'Fool's errand' is kinda right - color is a mess still.
But there's a few things you can do.
Keep it as simple as possible - make sure your apps are set to be all the same via Bridge - choose edit/creative suite color settings. I use north american web/internet. This is sRGB - which if you keep everything in this mode - it's kinda no muss no fuss.

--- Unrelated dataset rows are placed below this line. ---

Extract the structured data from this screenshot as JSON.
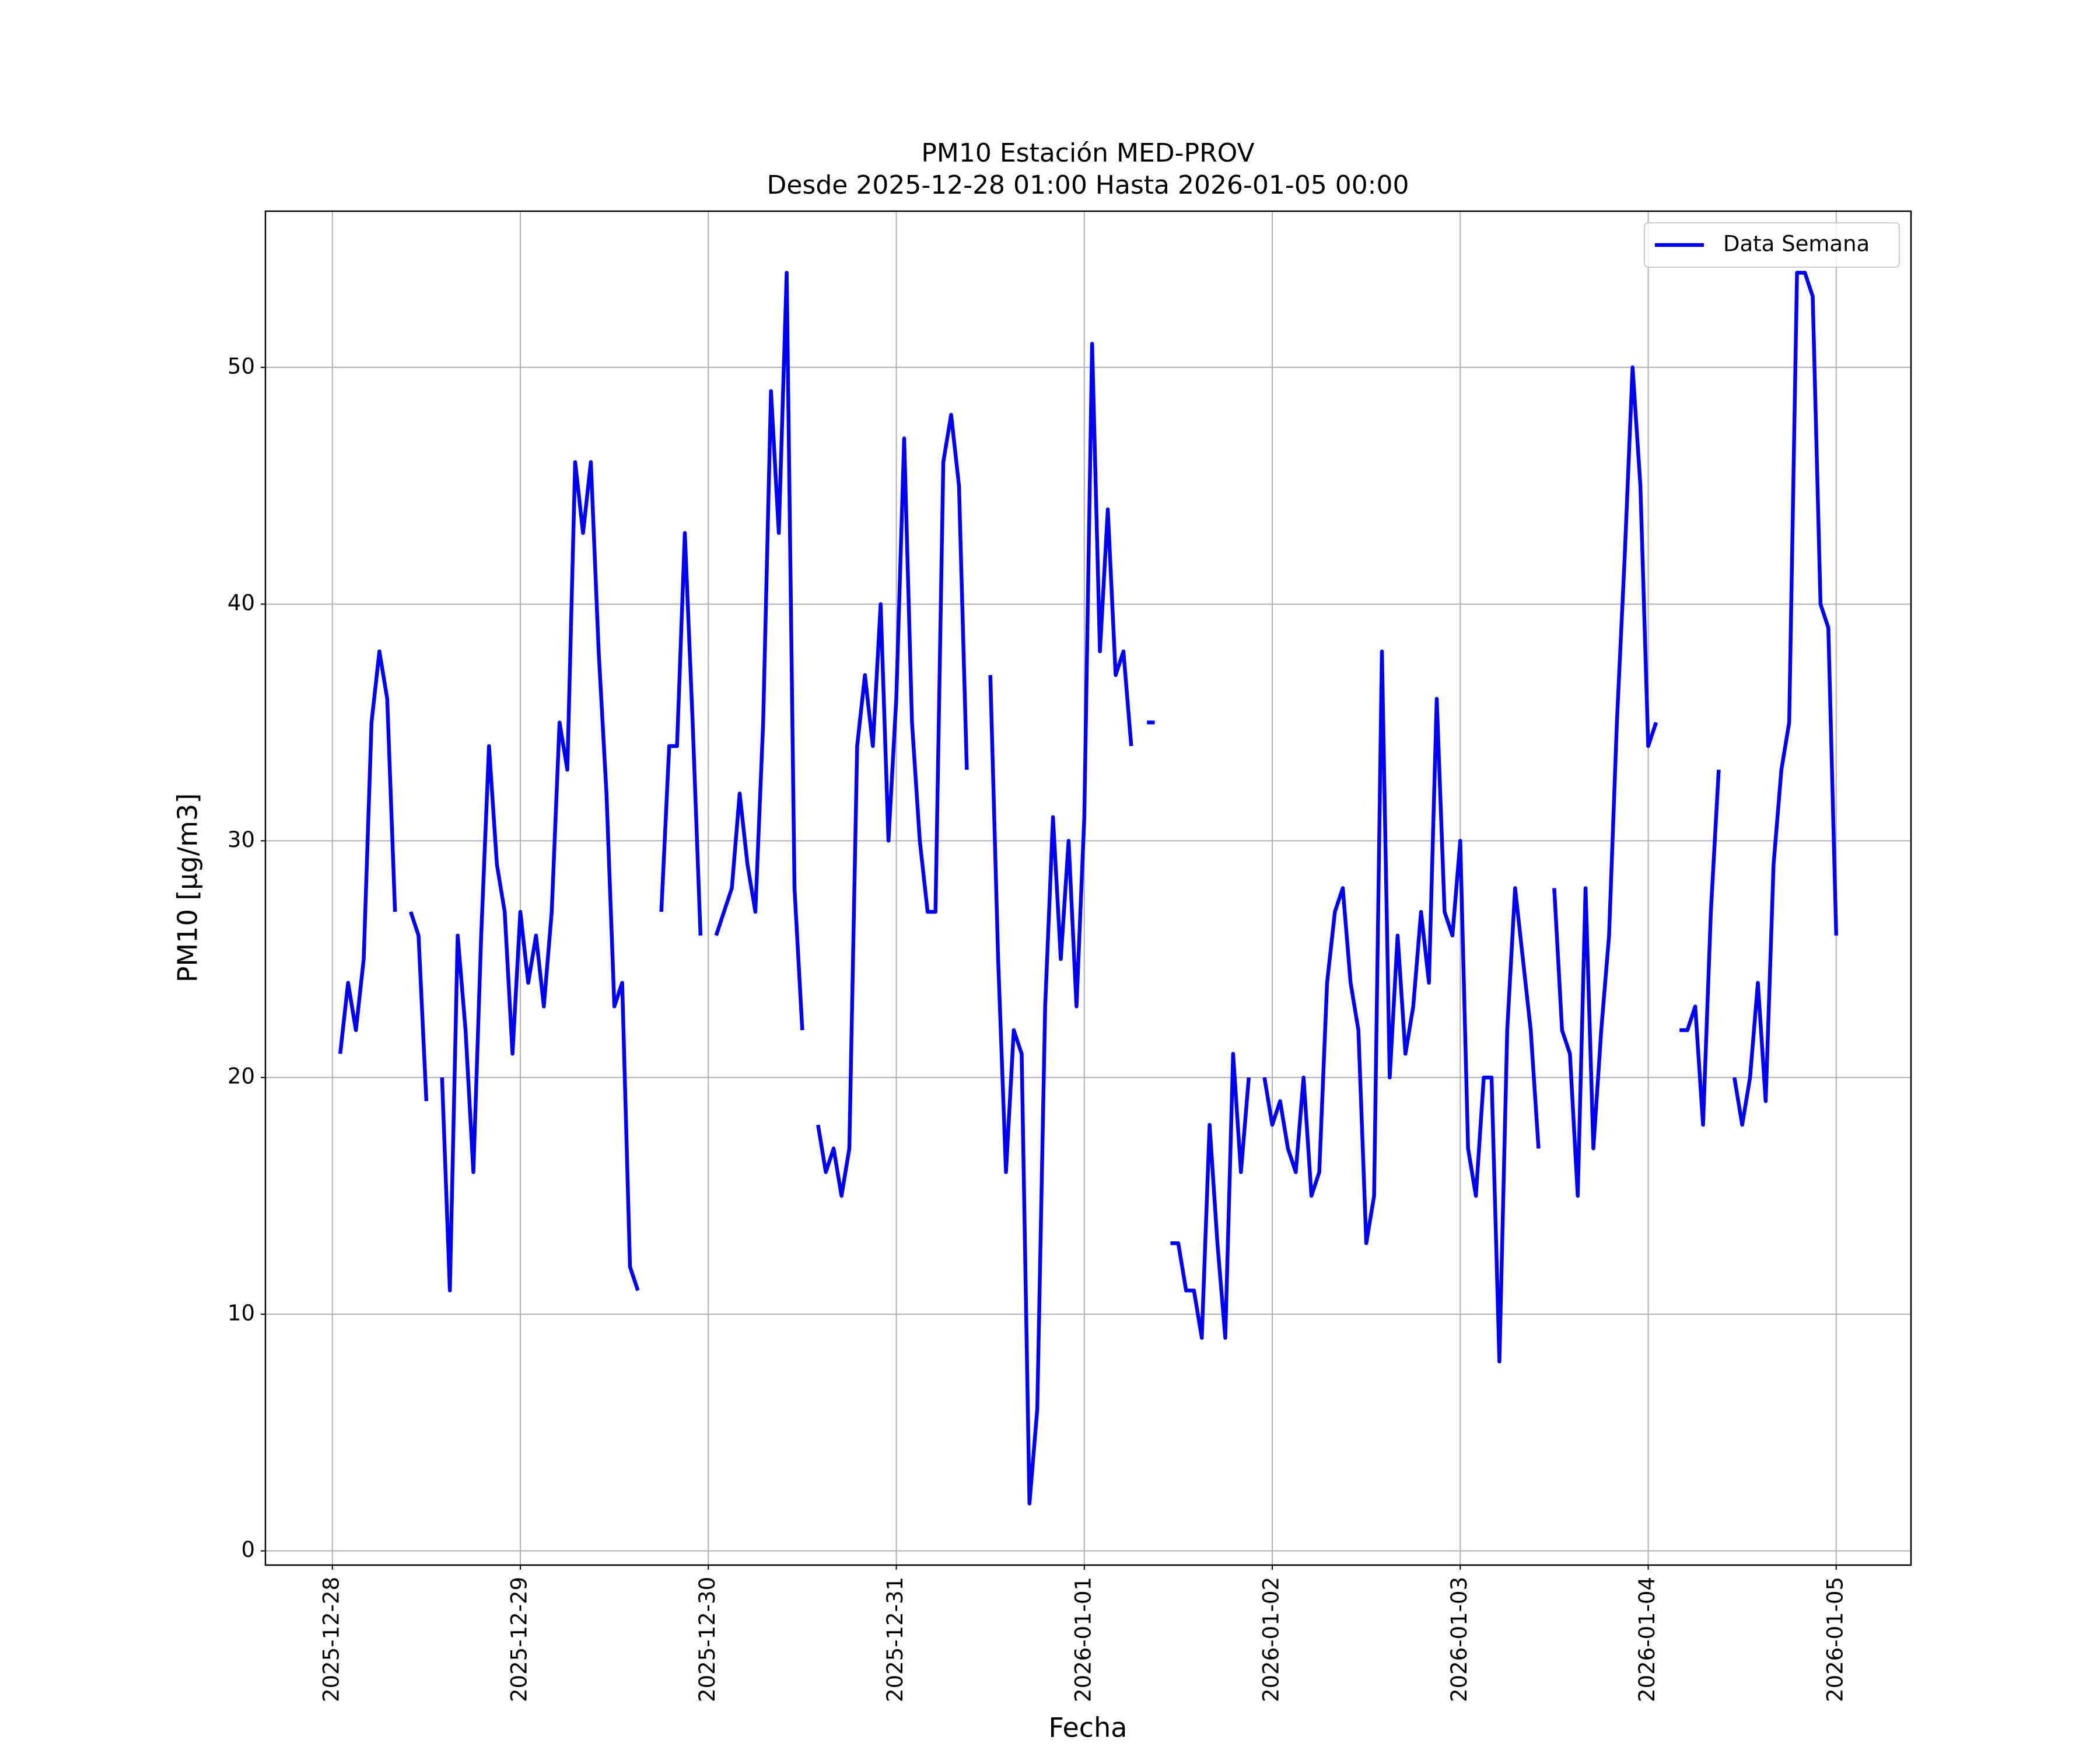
{
  "chart_data": {
    "type": "line",
    "title": "PM10 Estación MED-PROV",
    "subtitle": "Desde 2025-12-28 01:00 Hasta 2026-01-05 00:00",
    "x_label": "Fecha",
    "y_label": "PM10 [μg/m3]",
    "x": [
      "2025-12-28 01:00",
      "2025-12-28 02:00",
      "2025-12-28 03:00",
      "2025-12-28 04:00",
      "2025-12-28 05:00",
      "2025-12-28 06:00",
      "2025-12-28 07:00",
      "2025-12-28 08:00",
      "2025-12-28 09:00",
      "2025-12-28 10:00",
      "2025-12-28 11:00",
      "2025-12-28 12:00",
      "2025-12-28 13:00",
      "2025-12-28 14:00",
      "2025-12-28 15:00",
      "2025-12-28 16:00",
      "2025-12-28 17:00",
      "2025-12-28 18:00",
      "2025-12-28 19:00",
      "2025-12-28 20:00",
      "2025-12-28 21:00",
      "2025-12-28 22:00",
      "2025-12-28 23:00",
      "2025-12-29 00:00",
      "2025-12-29 01:00",
      "2025-12-29 02:00",
      "2025-12-29 03:00",
      "2025-12-29 04:00",
      "2025-12-29 05:00",
      "2025-12-29 06:00",
      "2025-12-29 07:00",
      "2025-12-29 08:00",
      "2025-12-29 09:00",
      "2025-12-29 10:00",
      "2025-12-29 11:00",
      "2025-12-29 12:00",
      "2025-12-29 13:00",
      "2025-12-29 14:00",
      "2025-12-29 15:00",
      "2025-12-29 16:00",
      "2025-12-29 17:00",
      "2025-12-29 18:00",
      "2025-12-29 19:00",
      "2025-12-29 20:00",
      "2025-12-29 21:00",
      "2025-12-29 22:00",
      "2025-12-29 23:00",
      "2025-12-30 00:00",
      "2025-12-30 01:00",
      "2025-12-30 02:00",
      "2025-12-30 03:00",
      "2025-12-30 04:00",
      "2025-12-30 05:00",
      "2025-12-30 06:00",
      "2025-12-30 07:00",
      "2025-12-30 08:00",
      "2025-12-30 09:00",
      "2025-12-30 10:00",
      "2025-12-30 11:00",
      "2025-12-30 12:00",
      "2025-12-30 13:00",
      "2025-12-30 14:00",
      "2025-12-30 15:00",
      "2025-12-30 16:00",
      "2025-12-30 17:00",
      "2025-12-30 18:00",
      "2025-12-30 19:00",
      "2025-12-30 20:00",
      "2025-12-30 21:00",
      "2025-12-30 22:00",
      "2025-12-30 23:00",
      "2025-12-31 00:00",
      "2025-12-31 01:00",
      "2025-12-31 02:00",
      "2025-12-31 03:00",
      "2025-12-31 04:00",
      "2025-12-31 05:00",
      "2025-12-31 06:00",
      "2025-12-31 07:00",
      "2025-12-31 08:00",
      "2025-12-31 09:00",
      "2025-12-31 10:00",
      "2025-12-31 11:00",
      "2025-12-31 12:00",
      "2025-12-31 13:00",
      "2025-12-31 14:00",
      "2025-12-31 15:00",
      "2025-12-31 16:00",
      "2025-12-31 17:00",
      "2025-12-31 18:00",
      "2025-12-31 19:00",
      "2025-12-31 20:00",
      "2025-12-31 21:00",
      "2025-12-31 22:00",
      "2025-12-31 23:00",
      "2026-01-01 00:00",
      "2026-01-01 01:00",
      "2026-01-01 02:00",
      "2026-01-01 03:00",
      "2026-01-01 04:00",
      "2026-01-01 05:00",
      "2026-01-01 06:00",
      "2026-01-01 07:00",
      "2026-01-01 08:00",
      "2026-01-01 09:00",
      "2026-01-01 10:00",
      "2026-01-01 11:00",
      "2026-01-01 12:00",
      "2026-01-01 13:00",
      "2026-01-01 14:00",
      "2026-01-01 15:00",
      "2026-01-01 16:00",
      "2026-01-01 17:00",
      "2026-01-01 18:00",
      "2026-01-01 19:00",
      "2026-01-01 20:00",
      "2026-01-01 21:00",
      "2026-01-01 22:00",
      "2026-01-01 23:00",
      "2026-01-02 00:00",
      "2026-01-02 01:00",
      "2026-01-02 02:00",
      "2026-01-02 03:00",
      "2026-01-02 04:00",
      "2026-01-02 05:00",
      "2026-01-02 06:00",
      "2026-01-02 07:00",
      "2026-01-02 08:00",
      "2026-01-02 09:00",
      "2026-01-02 10:00",
      "2026-01-02 11:00",
      "2026-01-02 12:00",
      "2026-01-02 13:00",
      "2026-01-02 14:00",
      "2026-01-02 15:00",
      "2026-01-02 16:00",
      "2026-01-02 17:00",
      "2026-01-02 18:00",
      "2026-01-02 19:00",
      "2026-01-02 20:00",
      "2026-01-02 21:00",
      "2026-01-02 22:00",
      "2026-01-02 23:00",
      "2026-01-03 00:00",
      "2026-01-03 01:00",
      "2026-01-03 02:00",
      "2026-01-03 03:00",
      "2026-01-03 04:00",
      "2026-01-03 05:00",
      "2026-01-03 06:00",
      "2026-01-03 07:00",
      "2026-01-03 08:00",
      "2026-01-03 09:00",
      "2026-01-03 10:00",
      "2026-01-03 11:00",
      "2026-01-03 12:00",
      "2026-01-03 13:00",
      "2026-01-03 14:00",
      "2026-01-03 15:00",
      "2026-01-03 16:00",
      "2026-01-03 17:00",
      "2026-01-03 18:00",
      "2026-01-03 19:00",
      "2026-01-03 20:00",
      "2026-01-03 21:00",
      "2026-01-03 22:00",
      "2026-01-03 23:00",
      "2026-01-04 00:00",
      "2026-01-04 01:00",
      "2026-01-04 02:00",
      "2026-01-04 03:00",
      "2026-01-04 04:00",
      "2026-01-04 05:00",
      "2026-01-04 06:00",
      "2026-01-04 07:00",
      "2026-01-04 08:00",
      "2026-01-04 09:00",
      "2026-01-04 10:00",
      "2026-01-04 11:00",
      "2026-01-04 12:00",
      "2026-01-04 13:00",
      "2026-01-04 14:00",
      "2026-01-04 15:00",
      "2026-01-04 16:00",
      "2026-01-04 17:00",
      "2026-01-04 18:00",
      "2026-01-04 19:00",
      "2026-01-04 20:00",
      "2026-01-04 21:00",
      "2026-01-04 22:00",
      "2026-01-04 23:00",
      "2026-01-05 00:00"
    ],
    "series": [
      {
        "name": "Data Semana",
        "color": "#0000ff",
        "values": [
          21,
          24,
          22,
          25,
          35,
          38,
          36,
          27,
          null,
          27,
          26,
          19,
          null,
          20,
          11,
          26,
          22,
          16,
          26,
          34,
          29,
          27,
          21,
          27,
          24,
          26,
          23,
          27,
          35,
          33,
          46,
          43,
          46,
          38,
          32,
          23,
          24,
          12,
          11,
          null,
          null,
          27,
          34,
          34,
          43,
          35,
          26,
          null,
          26,
          27,
          28,
          32,
          29,
          27,
          35,
          49,
          43,
          54,
          28,
          22,
          null,
          18,
          16,
          17,
          15,
          17,
          34,
          37,
          34,
          40,
          30,
          36,
          47,
          35,
          30,
          27,
          27,
          46,
          48,
          45,
          33,
          null,
          null,
          37,
          25,
          16,
          22,
          21,
          2,
          6,
          23,
          31,
          25,
          30,
          23,
          31,
          51,
          38,
          44,
          37,
          38,
          34,
          null,
          35,
          35,
          null,
          13,
          13,
          11,
          11,
          9,
          18,
          13,
          9,
          21,
          16,
          20,
          null,
          20,
          18,
          19,
          17,
          16,
          20,
          15,
          16,
          24,
          27,
          28,
          24,
          22,
          13,
          15,
          38,
          20,
          26,
          21,
          23,
          27,
          24,
          36,
          27,
          26,
          30,
          17,
          15,
          20,
          20,
          8,
          22,
          28,
          25,
          22,
          17,
          null,
          28,
          22,
          21,
          15,
          28,
          17,
          22,
          26,
          35,
          42,
          50,
          45,
          34,
          35,
          null,
          null,
          22,
          22,
          23,
          18,
          27,
          33,
          null,
          20,
          18,
          20,
          24,
          19,
          29,
          33,
          35,
          54,
          54,
          53,
          40,
          39,
          26
        ]
      }
    ],
    "xlim": [
      "2025-12-27 15:27",
      "2026-01-05 09:33"
    ],
    "ylim": [
      -0.6,
      56.6
    ],
    "xticks": [
      "2025-12-28",
      "2025-12-29",
      "2025-12-30",
      "2025-12-31",
      "2026-01-01",
      "2026-01-02",
      "2026-01-03",
      "2026-01-04",
      "2026-01-05"
    ],
    "yticks": [
      0,
      10,
      20,
      30,
      40,
      50
    ],
    "grid": true,
    "legend": "upper right"
  }
}
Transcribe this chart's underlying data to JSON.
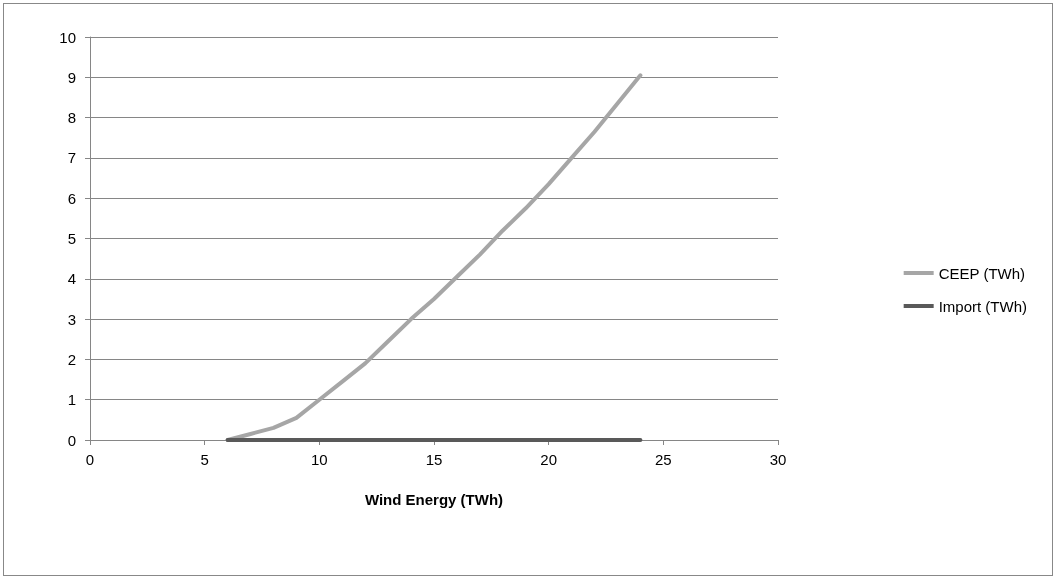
{
  "chart_data": {
    "type": "line",
    "xlabel": "Wind Energy (TWh)",
    "xlim": [
      0,
      30
    ],
    "xticks": [
      0,
      5,
      10,
      15,
      20,
      25,
      30
    ],
    "ylim": [
      0,
      10
    ],
    "yticks": [
      0,
      1,
      2,
      3,
      4,
      5,
      6,
      7,
      8,
      9,
      10
    ],
    "grid": "y",
    "legend": "right",
    "marker": "none",
    "line_style": "solid",
    "series": [
      {
        "name": "CEEP (TWh)",
        "color": "#a6a6a6",
        "x": [
          6,
          7,
          8,
          9,
          10,
          11,
          12,
          13,
          14,
          15,
          16,
          17,
          18,
          19,
          20,
          21,
          22,
          23,
          24
        ],
        "values": [
          0,
          0.15,
          0.3,
          0.55,
          1.0,
          1.45,
          1.9,
          2.45,
          3.0,
          3.5,
          4.05,
          4.6,
          5.2,
          5.75,
          6.35,
          7.0,
          7.65,
          8.35,
          9.05
        ]
      },
      {
        "name": "Import (TWh)",
        "color": "#595959",
        "x": [
          6,
          24
        ],
        "values": [
          0,
          0
        ]
      }
    ]
  }
}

In ae - if you're rendering out h264/ or Prores etc. (mp4/mov) I've found you'll experience awful gamma/saturation shifts unless you go to project settings - enable working space set to srgb and check 'Match Legacy AE Quicktime Gamma Adjustments". Then your renders should match your comp view pretty dang close.
Pretty much everything you use will assume sRGB so I've found it's good to just keep everything in that mode.
The gamma differences, I'm sure can play a part but if I get a still that suits him, then gamma is no longer a player. So, whatever it looks like on his end should still look that way whether I render 1 frame or 4000. I mean if I rendered a white frame and sent to him and he saw black but was happy with black, then every white frame I send, should be black to him. lol If that makes any sense. :)
So, I'm just trying to ensure that the single frame example reflects the rest. And just to further clarify, I am also seeing the difference myself between a still and a video that I render.
I rendered a still that had the perfect greenish hue that he wanted then I rendered full video and the greens were several notches up.
But I will fiddle with it more tonight and see if the DNX codec helps or maybe I go to the extreme and try and press the greens to a lesser degree so that it looks good on render.
I've had good luck with ProRes to x264 through Episode Pro when played back on my own system. But the minute you send it anywhere else forget about it.
James
On Jul 9, 2013, at 10:41 AM, Teddy Gage wrote:
try out the free avid dnx codec package, it includes a 4444 lossless codec that has worked well for me in the past
like Steve said though, unless you have a $5,000 monitor and a $3,000 calibrator for every monitor good luck ever achieving this.
at a minimum you'd need a quadro that supports 10bit color output and a monitor that supports it
and the codec is going to do all kinds of hell, not to mention codec -> vimeo servers compression (they do their own compression server-side) it will be nearly impossible to maintain that exact color. I do seem to think mp4 has better color support than h264 but the temporal compression is pretty bad, so it's a trade-off
I'm working a project where the person has an eye for color like you wouldn't believe and any slight change in color after render is presenting a problem for me.
What are the best AE render settings to maintain color from my AE CS6 project? I'm spending an enormous amount of time rendering so I need this to work right.
In one shot, my greens seem to have jumped up a few notches in the rendered file.
And just some additional info. The plan is to render out the files from AE, then take in to Adobe Premiere to render out an HD file suitable for Vimeo.